Lantas, kata dia, Menteri BUMN ketika itu mengusulkan upaya penyehatan untuk Menteri Keuangan dengan penambahan modal sebesar Rp6 triliun pada bentuk Zero Coupon Bond kemudian Kas untuk mencapai tingakat solvabilitas.
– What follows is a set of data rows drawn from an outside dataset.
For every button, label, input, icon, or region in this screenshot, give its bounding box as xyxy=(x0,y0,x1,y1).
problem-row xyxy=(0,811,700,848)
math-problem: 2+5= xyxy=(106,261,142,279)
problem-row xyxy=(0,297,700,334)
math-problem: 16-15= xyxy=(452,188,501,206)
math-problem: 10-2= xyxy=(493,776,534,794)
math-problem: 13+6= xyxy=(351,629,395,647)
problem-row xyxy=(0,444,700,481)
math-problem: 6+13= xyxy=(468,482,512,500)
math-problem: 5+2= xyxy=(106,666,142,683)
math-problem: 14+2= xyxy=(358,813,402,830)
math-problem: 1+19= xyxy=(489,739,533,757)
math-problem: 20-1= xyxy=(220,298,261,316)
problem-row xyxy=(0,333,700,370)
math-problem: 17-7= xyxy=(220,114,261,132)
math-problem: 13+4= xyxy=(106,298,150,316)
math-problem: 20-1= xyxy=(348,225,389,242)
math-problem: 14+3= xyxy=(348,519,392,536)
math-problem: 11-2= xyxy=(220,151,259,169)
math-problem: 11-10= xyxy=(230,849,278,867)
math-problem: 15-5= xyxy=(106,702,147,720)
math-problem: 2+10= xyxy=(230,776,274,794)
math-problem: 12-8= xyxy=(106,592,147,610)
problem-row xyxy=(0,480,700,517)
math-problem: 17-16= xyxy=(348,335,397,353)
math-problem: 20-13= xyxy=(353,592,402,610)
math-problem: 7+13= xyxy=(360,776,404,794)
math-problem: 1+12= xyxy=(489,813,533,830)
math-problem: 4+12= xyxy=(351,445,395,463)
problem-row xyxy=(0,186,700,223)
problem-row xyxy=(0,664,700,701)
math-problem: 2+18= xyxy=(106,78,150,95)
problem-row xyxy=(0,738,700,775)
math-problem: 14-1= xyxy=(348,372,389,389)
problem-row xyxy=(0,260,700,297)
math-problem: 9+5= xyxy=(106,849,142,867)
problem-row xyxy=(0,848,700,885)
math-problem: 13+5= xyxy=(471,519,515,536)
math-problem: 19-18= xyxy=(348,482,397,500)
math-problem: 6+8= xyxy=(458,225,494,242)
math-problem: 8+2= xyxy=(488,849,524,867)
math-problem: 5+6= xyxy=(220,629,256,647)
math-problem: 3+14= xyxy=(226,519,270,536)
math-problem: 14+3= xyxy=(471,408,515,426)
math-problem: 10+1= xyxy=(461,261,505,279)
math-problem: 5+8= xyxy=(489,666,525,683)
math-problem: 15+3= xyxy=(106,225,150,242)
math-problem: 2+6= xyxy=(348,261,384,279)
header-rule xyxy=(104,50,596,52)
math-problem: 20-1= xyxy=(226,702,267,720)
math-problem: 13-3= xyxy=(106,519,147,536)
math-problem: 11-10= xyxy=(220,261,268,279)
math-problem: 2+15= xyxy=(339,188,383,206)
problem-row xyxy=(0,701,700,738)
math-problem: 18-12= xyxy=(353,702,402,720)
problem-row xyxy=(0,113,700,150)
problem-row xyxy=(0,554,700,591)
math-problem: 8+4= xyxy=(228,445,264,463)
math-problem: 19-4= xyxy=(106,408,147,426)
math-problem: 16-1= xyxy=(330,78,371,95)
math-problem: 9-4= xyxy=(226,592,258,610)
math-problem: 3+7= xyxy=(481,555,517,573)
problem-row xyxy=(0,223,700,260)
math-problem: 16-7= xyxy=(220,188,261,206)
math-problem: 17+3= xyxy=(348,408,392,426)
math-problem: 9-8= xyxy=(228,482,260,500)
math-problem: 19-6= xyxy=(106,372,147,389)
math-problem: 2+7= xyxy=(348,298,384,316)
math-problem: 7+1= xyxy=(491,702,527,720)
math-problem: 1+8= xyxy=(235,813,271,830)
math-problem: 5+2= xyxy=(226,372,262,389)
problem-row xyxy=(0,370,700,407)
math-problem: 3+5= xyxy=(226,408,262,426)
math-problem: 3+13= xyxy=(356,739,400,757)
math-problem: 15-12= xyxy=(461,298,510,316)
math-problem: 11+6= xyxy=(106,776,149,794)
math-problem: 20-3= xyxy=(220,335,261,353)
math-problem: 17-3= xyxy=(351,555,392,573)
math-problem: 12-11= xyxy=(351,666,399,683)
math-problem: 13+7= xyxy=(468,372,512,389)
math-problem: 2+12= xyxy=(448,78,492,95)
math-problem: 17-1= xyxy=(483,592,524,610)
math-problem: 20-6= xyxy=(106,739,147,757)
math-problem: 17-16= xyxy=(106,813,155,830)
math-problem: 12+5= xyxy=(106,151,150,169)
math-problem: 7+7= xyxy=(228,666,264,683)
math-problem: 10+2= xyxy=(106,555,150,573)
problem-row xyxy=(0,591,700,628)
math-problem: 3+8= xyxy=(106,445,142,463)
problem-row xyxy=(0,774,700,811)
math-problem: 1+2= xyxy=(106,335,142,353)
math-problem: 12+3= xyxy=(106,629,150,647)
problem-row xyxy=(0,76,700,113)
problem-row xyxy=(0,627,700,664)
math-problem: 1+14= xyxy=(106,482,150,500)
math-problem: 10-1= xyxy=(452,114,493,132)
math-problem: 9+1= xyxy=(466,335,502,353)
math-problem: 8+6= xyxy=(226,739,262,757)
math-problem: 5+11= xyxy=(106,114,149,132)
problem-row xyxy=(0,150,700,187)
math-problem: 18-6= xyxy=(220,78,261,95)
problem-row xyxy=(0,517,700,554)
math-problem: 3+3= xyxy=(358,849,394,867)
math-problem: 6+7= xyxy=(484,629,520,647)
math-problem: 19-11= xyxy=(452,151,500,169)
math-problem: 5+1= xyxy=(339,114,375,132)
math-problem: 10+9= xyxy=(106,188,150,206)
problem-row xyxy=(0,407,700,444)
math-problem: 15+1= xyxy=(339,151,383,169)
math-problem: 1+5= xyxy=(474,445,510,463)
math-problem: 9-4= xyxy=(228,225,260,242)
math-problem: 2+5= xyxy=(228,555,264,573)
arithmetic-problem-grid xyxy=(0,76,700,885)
Namun usulan penyehatan yang dimaksud bukan disetujui oleh sebab itu tingkat RBC PT AJS sudah ada mencapai -580%.
“Untuk mengatasi kondisi keuangan PT AJS yang disebutkan pada awal tahun 2009, Direksi PT AJS antara lain Terpidana Hendrisman Rahim, Terpidana Hary Prasetyo dan juga Terpidana Syahmirwan melakukan pembahasan kondisi keuangan PT AJS yang disebutkan yang mana antara lain mengeksplorasi tentang rencana restrukturisasi PT AJS,” tuturnya.
Qohar berkata, hal itu bertujuan untuk memenuhi restrukturisasi usaha asuransi jiwa PT AJS sebagai akibat adanya kerugian pada tahun-tahun sebelum 2008 dari perusahaan produk-produk asuransi PT AJS yakni adanya ketimpangan antara asset juga liability minus sebesar Rp5,7 triliun.
Untuk menutupi kerugian PT AJS tersebut, kata dia, Hendrisman Rahim, Hary Prasetyo kemudian Syahmirwan menimbulkan hasil JS Saving Plan yang mengandung unsur pembangunan ekonomi dengan bunga tinggi antara 9%-13%. Padahal, nilai itu di dalam melawan suku bunga rata-rata Bank Indonesia pada waktu itu yakni sebesar 7,50%-8,75%).
Rencana produk-produk itu, diketahui serta disetujui Isa yang dimaksud ketika itu menjabat sebagai Kepala Biro Perasuransian pada Badan Pengawas Pasar Modal lalu Lembaga Keuangan (Bapepam-LK). Atas dasar itu, komoditas yang disebutkan mendapatkan persetujuan dari Bapepam-LK.